As a last step we add the accuracy column.

long_res <- long %>%
    group_by(N, r) %>%
    summarize(accepted = sum(accept) / n()) %>%
    group_by(N) %>%
    summarize(value = mean(accepted), error = sd(accepted))

long_res %<>% mutate(accuracy = abs(value - pi/4.0))

end_long <- proc.time()

This is the resulting data frame:

kable(long_res)

N	value	error	accuracy
500	0.785920	0.0201350	0.0005218
1000	0.784820	0.0141536	0.0005782
2000	0.786420	0.0093601	0.0010218
4000	0.786255	0.0063300	0.0008568

This can nicely be plotted with ggplot2:

ggplot(long_res, aes(x = N, y = accuracy)) +
    geom_point() +
    #scale_x_log10() +
    #scale_y_log10() +
    geom_errorbar(aes(ymin = accuracy - error, ymax = accuracy + error)) +
    labs(title = 'Monte Carlo Error Scaling',
         x = 'Samples N',
         y = 'Absolute deviation') +
    theme_light()

Summary

I find the long format much easier to work with. In case we wanted to add another variable, we can just do that. With the wide format, we would have to add another dimension to the matrix. Also with the wide format we lost track of the meta data along the way. The list of arrays did now know which particular value of $N$ each eleemnt corresponded, we needed to look that up via the index in num_samples. The long format does not have this problem, all the data is right there.
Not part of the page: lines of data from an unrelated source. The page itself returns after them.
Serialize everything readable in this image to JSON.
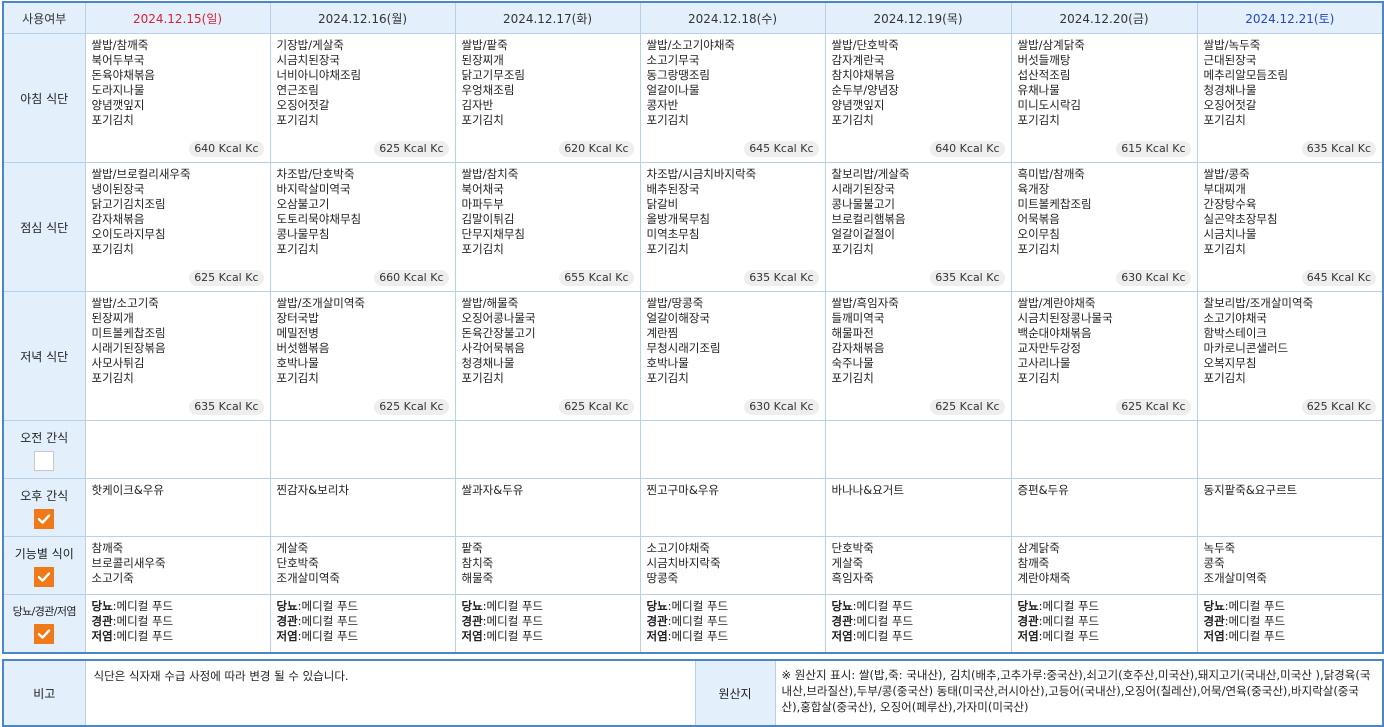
{
  "header": {
    "corner": "사용여부",
    "days": [
      {
        "date": "2024.12.15(일)",
        "type": "sun"
      },
      {
        "date": "2024.12.16(월)",
        "type": "weekday"
      },
      {
        "date": "2024.12.17(화)",
        "type": "weekday"
      },
      {
        "date": "2024.12.18(수)",
        "type": "weekday"
      },
      {
        "date": "2024.12.19(목)",
        "type": "weekday"
      },
      {
        "date": "2024.12.20(금)",
        "type": "weekday"
      },
      {
        "date": "2024.12.21(토)",
        "type": "sat"
      }
    ]
  },
  "rows": {
    "breakfast": {
      "label": "아침 식단",
      "cells": [
        {
          "items": [
            "쌀밥/참깨죽",
            "북어두부국",
            "돈육야채볶음",
            "도라지나물",
            "양념깻잎지",
            "포기김치"
          ],
          "kcal": "640 Kcal Kc"
        },
        {
          "items": [
            "기장밥/게살죽",
            "시금치된장국",
            "너비아니야채조림",
            "연근조림",
            "오징어젓갈",
            "포기김치"
          ],
          "kcal": "625 Kcal Kc"
        },
        {
          "items": [
            "쌀밥/팥죽",
            "된장찌개",
            "닭고기무조림",
            "우엉채조림",
            "김자반",
            "포기김치"
          ],
          "kcal": "620 Kcal Kc"
        },
        {
          "items": [
            "쌀밥/소고기야채죽",
            "소고기무국",
            "동그랑땡조림",
            "얼갈이나물",
            "콩자반",
            "포기김치"
          ],
          "kcal": "645 Kcal Kc"
        },
        {
          "items": [
            "쌀밥/단호박죽",
            "감자계란국",
            "참치야채볶음",
            "순두부/양념장",
            "양념깻잎지",
            "포기김치"
          ],
          "kcal": "640 Kcal Kc"
        },
        {
          "items": [
            "쌀밥/삼계닭죽",
            "버섯들깨탕",
            "섭산적조림",
            "유채나물",
            "미니도시락김",
            "포기김치"
          ],
          "kcal": "615 Kcal Kc"
        },
        {
          "items": [
            "쌀밥/녹두죽",
            "근대된장국",
            "메추리알모듬조림",
            "청경채나물",
            "오징어젓갈",
            "포기김치"
          ],
          "kcal": "635 Kcal Kc"
        }
      ]
    },
    "lunch": {
      "label": "점심 식단",
      "cells": [
        {
          "items": [
            "쌀밥/브로컬리새우죽",
            "냉이된장국",
            "닭고기김치조림",
            "감자채볶음",
            "오이도라지무침",
            "포기김치"
          ],
          "kcal": "625 Kcal Kc"
        },
        {
          "items": [
            "차조밥/단호박죽",
            "바지락살미역국",
            "오삼불고기",
            "도토리묵야채무침",
            "콩나물무침",
            "포기김치"
          ],
          "kcal": "660 Kcal Kc"
        },
        {
          "items": [
            "쌀밥/참치죽",
            "북어채국",
            "마파두부",
            "김말이튀김",
            "단무지채무침",
            "포기김치"
          ],
          "kcal": "655 Kcal Kc"
        },
        {
          "items": [
            "차조밥/시금치바지락죽",
            "배추된장국",
            "닭갈비",
            "올방개묵무침",
            "미역초무침",
            "포기김치"
          ],
          "kcal": "635 Kcal Kc"
        },
        {
          "items": [
            "찰보리밥/게살죽",
            "시래기된장국",
            "콩나물불고기",
            "브로컬리햄볶음",
            "얼갈이겉절이",
            "포기김치"
          ],
          "kcal": "635 Kcal Kc"
        },
        {
          "items": [
            "흑미밥/참깨죽",
            "육개장",
            "미트볼케찹조림",
            "어묵볶음",
            "오이무침",
            "포기김치"
          ],
          "kcal": "630 Kcal Kc"
        },
        {
          "items": [
            "쌀밥/콩죽",
            "부대찌개",
            "간장탕수육",
            "실곤약초장무침",
            "시금치나물",
            "포기김치"
          ],
          "kcal": "645 Kcal Kc"
        }
      ]
    },
    "dinner": {
      "label": "저녁 식단",
      "cells": [
        {
          "items": [
            "쌀밥/소고기죽",
            "된장찌개",
            "미트볼케찹조림",
            "시래기된장볶음",
            "사모사튀김",
            "포기김치"
          ],
          "kcal": "635 Kcal Kc"
        },
        {
          "items": [
            "쌀밥/조개살미역죽",
            "장터국밥",
            "메밀전병",
            "버섯햄볶음",
            "호박나물",
            "포기김치"
          ],
          "kcal": "625 Kcal Kc"
        },
        {
          "items": [
            "쌀밥/해물죽",
            "오징어콩나물국",
            "돈육간장불고기",
            "사각어묵볶음",
            "청경채나물",
            "포기김치"
          ],
          "kcal": "625 Kcal Kc"
        },
        {
          "items": [
            "쌀밥/땅콩죽",
            "얼갈이해장국",
            "계란찜",
            "무청시래기조림",
            "호박나물",
            "포기김치"
          ],
          "kcal": "630 Kcal Kc"
        },
        {
          "items": [
            "쌀밥/흑임자죽",
            "들깨미역국",
            "해물파전",
            "감자채볶음",
            "숙주나물",
            "포기김치"
          ],
          "kcal": "625 Kcal Kc"
        },
        {
          "items": [
            "쌀밥/계란야채죽",
            "시금치된장콩나물국",
            "백순대야채볶음",
            "교자만두강정",
            "고사리나물",
            "포기김치"
          ],
          "kcal": "625 Kcal Kc"
        },
        {
          "items": [
            "찰보리밥/조개살미역죽",
            "소고기야채국",
            "함박스테이크",
            "마카로니콘샐러드",
            "오복지무침",
            "포기김치"
          ],
          "kcal": "625 Kcal Kc"
        }
      ]
    },
    "am_snack": {
      "label": "오전 간식",
      "checked": false,
      "cells": [
        [],
        [],
        [],
        [],
        [],
        [],
        []
      ]
    },
    "pm_snack": {
      "label": "오후 간식",
      "checked": true,
      "cells": [
        [
          "핫케이크&우유"
        ],
        [
          "찐감자&보리차"
        ],
        [
          "쌀과자&두유"
        ],
        [
          "찐고구마&우유"
        ],
        [
          "바나나&요거트"
        ],
        [
          "증편&두유"
        ],
        [
          "동지팥죽&요구르트"
        ]
      ]
    },
    "functional": {
      "label": "기능별 식이",
      "checked": true,
      "cells": [
        [
          "참깨죽",
          "브로콜리새우죽",
          "소고기죽"
        ],
        [
          "게살죽",
          "단호박죽",
          "조개살미역죽"
        ],
        [
          "팥죽",
          "참치죽",
          "해물죽"
        ],
        [
          "소고기야채죽",
          "시금치바지락죽",
          "땅콩죽"
        ],
        [
          "단호박죽",
          "게살죽",
          "흑임자죽"
        ],
        [
          "삼계닭죽",
          "참깨죽",
          "계란야채죽"
        ],
        [
          "녹두죽",
          "콩죽",
          "조개살미역죽"
        ]
      ]
    },
    "special": {
      "label": "당뇨/경관/저염",
      "checked": true,
      "cells": [
        [
          {
            "k": "당뇨",
            "v": ":메디컬 푸드"
          },
          {
            "k": "경관",
            "v": ":메디컬 푸드"
          },
          {
            "k": "저염",
            "v": ":메디컬 푸드"
          }
        ],
        [
          {
            "k": "당뇨",
            "v": ":메디컬 푸드"
          },
          {
            "k": "경관",
            "v": ":메디컬 푸드"
          },
          {
            "k": "저염",
            "v": ":메디컬 푸드"
          }
        ],
        [
          {
            "k": "당뇨",
            "v": ":메디컬 푸드"
          },
          {
            "k": "경관",
            "v": ":메디컬 푸드"
          },
          {
            "k": "저염",
            "v": ":메디컬 푸드"
          }
        ],
        [
          {
            "k": "당뇨",
            "v": ":메디컬 푸드"
          },
          {
            "k": "경관",
            "v": ":메디컬 푸드"
          },
          {
            "k": "저염",
            "v": ":메디컬 푸드"
          }
        ],
        [
          {
            "k": "당뇨",
            "v": ":메디컬 푸드"
          },
          {
            "k": "경관",
            "v": ":메디컬 푸드"
          },
          {
            "k": "저염",
            "v": ":메디컬 푸드"
          }
        ],
        [
          {
            "k": "당뇨",
            "v": ":메디컬 푸드"
          },
          {
            "k": "경관",
            "v": ":메디컬 푸드"
          },
          {
            "k": "저염",
            "v": ":메디컬 푸드"
          }
        ],
        [
          {
            "k": "당뇨",
            "v": ":메디컬 푸드"
          },
          {
            "k": "경관",
            "v": ":메디컬 푸드"
          },
          {
            "k": "저염",
            "v": ":메디컬 푸드"
          }
        ]
      ]
    }
  },
  "notes": {
    "remark_label": "비고",
    "remark_text": "식단은 식자재 수급 사정에 따라 변경 될 수 있습니다.",
    "origin_label": "원산지",
    "origin_text": "※ 원산지 표시: 쌀(밥,죽: 국내산), 김치(배추,고추가루:중국산),쇠고기(호주산,미국산),돼지고기(국내산,미국산 ),닭경육(국내산,브라질산),두부/콩(중국산) 동태(미국산,러시아산),고등어(국내산),오징어(칠레산),어묵/연육(중국산),바지락살(중국산),홍합살(중국산), 오징어(페루산),가자미(미국산)"
  },
  "colors": {
    "accent": "#4a86c8",
    "header_bg": "#e3f0fb",
    "sunday": "#d6203a",
    "saturday": "#2546c8",
    "checkbox_on": "#f07a17"
  }
}
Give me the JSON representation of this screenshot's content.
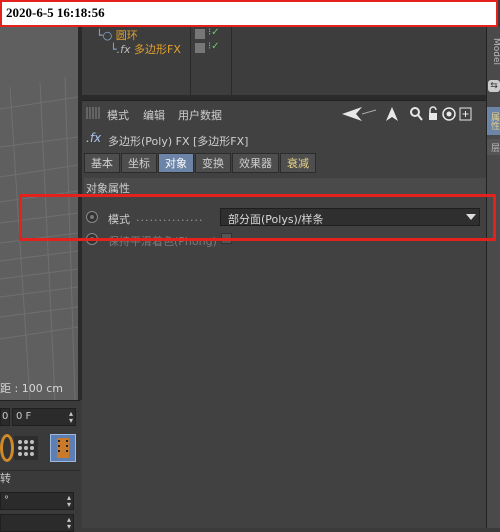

Contrary to my intuition the wide format version is much slower than the long format version:

end_wide - start_wide

##    user  system elapsed 
##  12.255   0.081  12.488

end_long - start_long

##    user  system elapsed 
##   1.628   0.016   1.661

I have also tried to exchange the order of the dimensions of the array in case the row-major or column-major layout was chosen incorrectly. However that does not seem to have a significant effect.

The memory layout of the wide format should be just perfect for the work that I am doing here, but somehow this is faster, even though we have to call group_by twice. It would be interesting to find out why the performance is so much better.

There is a price to pay in memory, though. The long format takes up a bunch of memory:

library(pryr)

object_size(long)

## 36 MB

The wide format only contains the data, so that should be smaller. However, we get similar sizes for this particular example.

object_size(samples)

## 18 MB

object_size(summed)

## 4.8 MB

object_size(squared)

## 9.6 MB

object_size(less_eq_one)

## 2.4 MB

object_size(ratio)

## 1.24 kB

The last variables only contain the data for the largest $N$ since they are used in the for loop. The sum of the other ones is a little less than this. Taking everything together we end up in a similar range.

Conclusion

Although I initially thought of it as inefficient and a waste of memory, I am now quite happy with the long data format for most tasks. It makes working with the data and associated meta data much easier and it seems to be quite efficient in R.